Na América, o populismo tem fundas raízes desde o fim do século XIX e que se reavivaram nos anos 1930. Em termos de política anti-imigração é bom lembrar o slogan “The Chinese must go”, lançado pelo populista Denis Kearney em 1878 e que deu lugar, em 1882, à primeira lei da História americana contra uma nacionalidade específica — o Chinese Exclusion Act. Nos anos 1920, o Congresso impôs severas quotas à imigração da Europa meridional e Oriental (e só revogadas em 1965). Também a palavra de ordem “America First” tem uma história que remonta aos anos 1930. O leitor pode ler um resumo no ensaio acabado de publicar na Foreign Affairs pelo historiador Michal Kazin (autor de The Populist Persuasion: An Americam History)
Os historiadores distinguem duas tradições de populismo. Uma de esquerda, baseada na noção de classe e dirigida contra os patrões e plutocratas, outra de direita, que realça “os verdadeiros americanos” numa óptica de “nacionalismo racial e numa “concepção da América em termos etno-raciais”. É esta segunda família a representada por Trump.
Kazin cita o politólogo Justin Gest, que escreve: 65% dos americanos brancos aceitariam votar por um partido que defenda “suster a imigração maciça, reservando os empregos americanos para os trabalhadores americanos, preservando a herança cristã da América e pondo termo à ameaça do islão”. O papel de Trump não foi apenas dar voz ao protesto. Foi transformá-lo numa força política agressiva que contesta as próprias instituições. Para alguns, a sua campanha poderia substituir o “America First” por “Make America Hate Again” (Façam a América odiar de novo).

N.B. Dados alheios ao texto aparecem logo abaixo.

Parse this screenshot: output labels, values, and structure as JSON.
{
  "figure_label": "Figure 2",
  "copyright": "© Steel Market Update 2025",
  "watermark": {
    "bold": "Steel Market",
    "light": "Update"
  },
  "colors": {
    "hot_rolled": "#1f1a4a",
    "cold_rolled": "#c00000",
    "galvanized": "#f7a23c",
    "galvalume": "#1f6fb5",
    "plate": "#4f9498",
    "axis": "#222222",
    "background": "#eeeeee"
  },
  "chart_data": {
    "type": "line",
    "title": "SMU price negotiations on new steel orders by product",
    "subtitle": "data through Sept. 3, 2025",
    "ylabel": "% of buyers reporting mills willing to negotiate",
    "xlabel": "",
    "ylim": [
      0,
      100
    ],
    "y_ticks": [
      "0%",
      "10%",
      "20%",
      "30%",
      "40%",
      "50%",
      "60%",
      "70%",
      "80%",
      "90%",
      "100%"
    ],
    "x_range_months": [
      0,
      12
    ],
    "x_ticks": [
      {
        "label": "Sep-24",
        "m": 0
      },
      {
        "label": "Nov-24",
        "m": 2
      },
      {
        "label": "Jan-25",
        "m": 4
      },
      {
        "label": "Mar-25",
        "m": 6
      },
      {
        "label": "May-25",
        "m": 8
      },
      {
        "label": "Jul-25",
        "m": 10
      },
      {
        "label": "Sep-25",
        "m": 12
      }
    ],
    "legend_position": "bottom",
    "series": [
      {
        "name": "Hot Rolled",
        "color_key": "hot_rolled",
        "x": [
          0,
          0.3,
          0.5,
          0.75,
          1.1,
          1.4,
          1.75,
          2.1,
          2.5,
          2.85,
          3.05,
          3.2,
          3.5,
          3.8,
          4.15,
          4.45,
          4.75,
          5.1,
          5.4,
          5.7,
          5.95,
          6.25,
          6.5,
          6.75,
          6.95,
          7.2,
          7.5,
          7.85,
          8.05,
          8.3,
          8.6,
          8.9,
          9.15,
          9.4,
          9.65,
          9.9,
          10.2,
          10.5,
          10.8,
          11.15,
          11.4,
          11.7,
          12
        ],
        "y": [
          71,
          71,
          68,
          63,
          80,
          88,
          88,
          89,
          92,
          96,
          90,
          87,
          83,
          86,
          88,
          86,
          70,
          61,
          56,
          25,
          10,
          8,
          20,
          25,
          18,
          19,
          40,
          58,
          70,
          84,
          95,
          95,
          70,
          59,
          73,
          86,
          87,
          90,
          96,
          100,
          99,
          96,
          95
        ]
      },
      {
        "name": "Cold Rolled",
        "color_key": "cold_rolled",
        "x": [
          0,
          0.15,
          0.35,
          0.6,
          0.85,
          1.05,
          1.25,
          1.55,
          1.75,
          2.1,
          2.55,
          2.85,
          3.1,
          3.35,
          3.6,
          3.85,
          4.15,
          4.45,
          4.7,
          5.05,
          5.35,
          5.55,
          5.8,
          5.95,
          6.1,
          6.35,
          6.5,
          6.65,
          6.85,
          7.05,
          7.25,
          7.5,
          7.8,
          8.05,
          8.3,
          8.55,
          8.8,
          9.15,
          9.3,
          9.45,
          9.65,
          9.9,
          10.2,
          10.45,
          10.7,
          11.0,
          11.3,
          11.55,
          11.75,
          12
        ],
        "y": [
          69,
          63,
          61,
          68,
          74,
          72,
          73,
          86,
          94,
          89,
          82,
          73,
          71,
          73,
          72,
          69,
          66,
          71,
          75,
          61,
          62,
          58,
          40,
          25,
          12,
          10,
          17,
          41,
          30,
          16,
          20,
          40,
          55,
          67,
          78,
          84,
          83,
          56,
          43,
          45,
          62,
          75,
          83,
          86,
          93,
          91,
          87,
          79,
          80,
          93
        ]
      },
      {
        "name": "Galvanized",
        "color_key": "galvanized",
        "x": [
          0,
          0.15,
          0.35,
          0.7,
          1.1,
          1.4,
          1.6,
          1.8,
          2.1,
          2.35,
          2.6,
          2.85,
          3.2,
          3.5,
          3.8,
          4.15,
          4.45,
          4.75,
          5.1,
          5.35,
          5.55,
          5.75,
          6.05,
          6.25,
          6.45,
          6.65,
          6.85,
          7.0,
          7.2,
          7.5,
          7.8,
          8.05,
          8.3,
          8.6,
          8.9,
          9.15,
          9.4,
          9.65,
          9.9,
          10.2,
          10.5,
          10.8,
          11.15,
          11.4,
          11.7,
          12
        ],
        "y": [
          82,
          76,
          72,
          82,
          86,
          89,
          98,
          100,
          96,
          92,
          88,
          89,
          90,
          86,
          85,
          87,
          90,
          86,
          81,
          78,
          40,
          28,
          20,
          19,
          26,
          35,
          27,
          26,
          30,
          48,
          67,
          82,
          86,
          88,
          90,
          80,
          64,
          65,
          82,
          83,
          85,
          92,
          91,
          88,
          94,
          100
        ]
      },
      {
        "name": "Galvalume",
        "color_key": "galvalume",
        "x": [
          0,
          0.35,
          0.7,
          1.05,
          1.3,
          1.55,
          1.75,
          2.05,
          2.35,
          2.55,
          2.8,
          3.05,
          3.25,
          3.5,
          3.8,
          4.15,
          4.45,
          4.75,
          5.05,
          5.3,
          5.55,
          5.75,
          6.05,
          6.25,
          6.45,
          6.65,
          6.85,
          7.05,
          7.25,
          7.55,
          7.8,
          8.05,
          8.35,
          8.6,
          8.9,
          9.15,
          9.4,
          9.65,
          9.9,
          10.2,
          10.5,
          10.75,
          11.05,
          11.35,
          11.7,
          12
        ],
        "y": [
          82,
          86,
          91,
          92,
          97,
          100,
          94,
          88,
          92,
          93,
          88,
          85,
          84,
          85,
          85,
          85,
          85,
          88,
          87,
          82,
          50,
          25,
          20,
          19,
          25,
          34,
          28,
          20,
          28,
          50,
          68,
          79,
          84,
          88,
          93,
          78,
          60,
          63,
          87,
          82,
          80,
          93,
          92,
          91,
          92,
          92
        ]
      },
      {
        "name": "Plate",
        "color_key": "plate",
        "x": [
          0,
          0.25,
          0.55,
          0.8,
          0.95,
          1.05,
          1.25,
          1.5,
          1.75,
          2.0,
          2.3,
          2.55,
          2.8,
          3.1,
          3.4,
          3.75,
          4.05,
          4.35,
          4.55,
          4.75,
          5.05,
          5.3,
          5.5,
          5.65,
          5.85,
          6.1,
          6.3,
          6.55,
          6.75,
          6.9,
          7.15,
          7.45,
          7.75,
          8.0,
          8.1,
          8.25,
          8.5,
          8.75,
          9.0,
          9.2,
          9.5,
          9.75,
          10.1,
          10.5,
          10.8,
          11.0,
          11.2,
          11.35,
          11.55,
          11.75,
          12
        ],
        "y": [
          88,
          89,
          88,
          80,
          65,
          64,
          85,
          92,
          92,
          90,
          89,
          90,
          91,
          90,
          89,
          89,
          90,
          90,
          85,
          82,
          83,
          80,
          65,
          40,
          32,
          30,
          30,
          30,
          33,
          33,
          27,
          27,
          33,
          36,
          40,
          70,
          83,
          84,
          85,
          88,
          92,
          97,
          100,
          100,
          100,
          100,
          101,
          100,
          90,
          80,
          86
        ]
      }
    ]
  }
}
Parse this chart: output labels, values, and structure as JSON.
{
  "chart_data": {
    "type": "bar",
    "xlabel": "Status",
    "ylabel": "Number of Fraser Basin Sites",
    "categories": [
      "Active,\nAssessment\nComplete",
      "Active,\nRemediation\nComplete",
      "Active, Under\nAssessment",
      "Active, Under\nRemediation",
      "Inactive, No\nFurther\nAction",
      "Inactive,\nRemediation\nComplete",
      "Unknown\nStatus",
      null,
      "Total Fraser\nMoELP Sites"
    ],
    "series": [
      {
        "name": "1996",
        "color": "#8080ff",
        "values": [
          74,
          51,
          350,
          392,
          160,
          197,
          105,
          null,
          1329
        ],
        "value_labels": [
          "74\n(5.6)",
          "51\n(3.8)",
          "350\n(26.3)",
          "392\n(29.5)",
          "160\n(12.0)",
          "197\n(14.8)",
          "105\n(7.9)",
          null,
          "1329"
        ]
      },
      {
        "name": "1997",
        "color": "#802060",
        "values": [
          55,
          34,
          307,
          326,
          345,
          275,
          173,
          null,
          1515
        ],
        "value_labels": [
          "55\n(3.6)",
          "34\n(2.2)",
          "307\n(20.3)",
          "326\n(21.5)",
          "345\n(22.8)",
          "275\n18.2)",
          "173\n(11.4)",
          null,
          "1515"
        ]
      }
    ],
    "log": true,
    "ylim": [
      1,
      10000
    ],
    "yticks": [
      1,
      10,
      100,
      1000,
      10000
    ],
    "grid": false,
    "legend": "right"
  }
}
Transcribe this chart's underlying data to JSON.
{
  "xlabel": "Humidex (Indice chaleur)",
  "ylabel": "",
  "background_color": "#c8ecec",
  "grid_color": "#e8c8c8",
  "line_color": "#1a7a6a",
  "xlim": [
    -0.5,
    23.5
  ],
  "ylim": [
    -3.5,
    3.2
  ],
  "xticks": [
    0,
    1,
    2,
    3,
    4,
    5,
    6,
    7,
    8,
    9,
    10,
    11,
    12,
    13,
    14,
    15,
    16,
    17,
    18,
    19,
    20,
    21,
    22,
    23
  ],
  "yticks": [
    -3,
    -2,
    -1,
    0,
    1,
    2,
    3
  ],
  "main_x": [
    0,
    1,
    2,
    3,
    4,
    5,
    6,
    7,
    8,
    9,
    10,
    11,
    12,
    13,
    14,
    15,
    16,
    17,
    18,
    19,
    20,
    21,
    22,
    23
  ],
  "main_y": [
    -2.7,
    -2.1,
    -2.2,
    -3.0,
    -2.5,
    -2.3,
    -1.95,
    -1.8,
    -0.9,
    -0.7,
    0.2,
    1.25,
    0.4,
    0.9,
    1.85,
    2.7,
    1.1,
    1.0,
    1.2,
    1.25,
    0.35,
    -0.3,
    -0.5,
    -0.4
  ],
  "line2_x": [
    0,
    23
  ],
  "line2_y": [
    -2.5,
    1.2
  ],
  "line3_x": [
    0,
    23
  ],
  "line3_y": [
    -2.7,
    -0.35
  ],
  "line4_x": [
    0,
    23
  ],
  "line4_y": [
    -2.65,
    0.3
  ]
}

Mas nada é simples. “O populismo pode ser perigoso, mas pode ser também necessário”, adverte Kazin. E cita outro historiador, C. Vann Woodward, que em 1959 escrevia em polémica com intelectuais: “Podemos esperar e ter esperança em que futuras sublevações abalem as cadeiras do poder e do privilégio e funcionem como uma terapia periódica que parece necessária à saúde da democracia.”
Trágico será que democratas e republicanos permaneçam surdos ao grande mal-estar que atravessa a sociedade americana ou que o manipulem em termos de mero cálculo eleitoral. O protesto não passará à história no 8 de Novembro.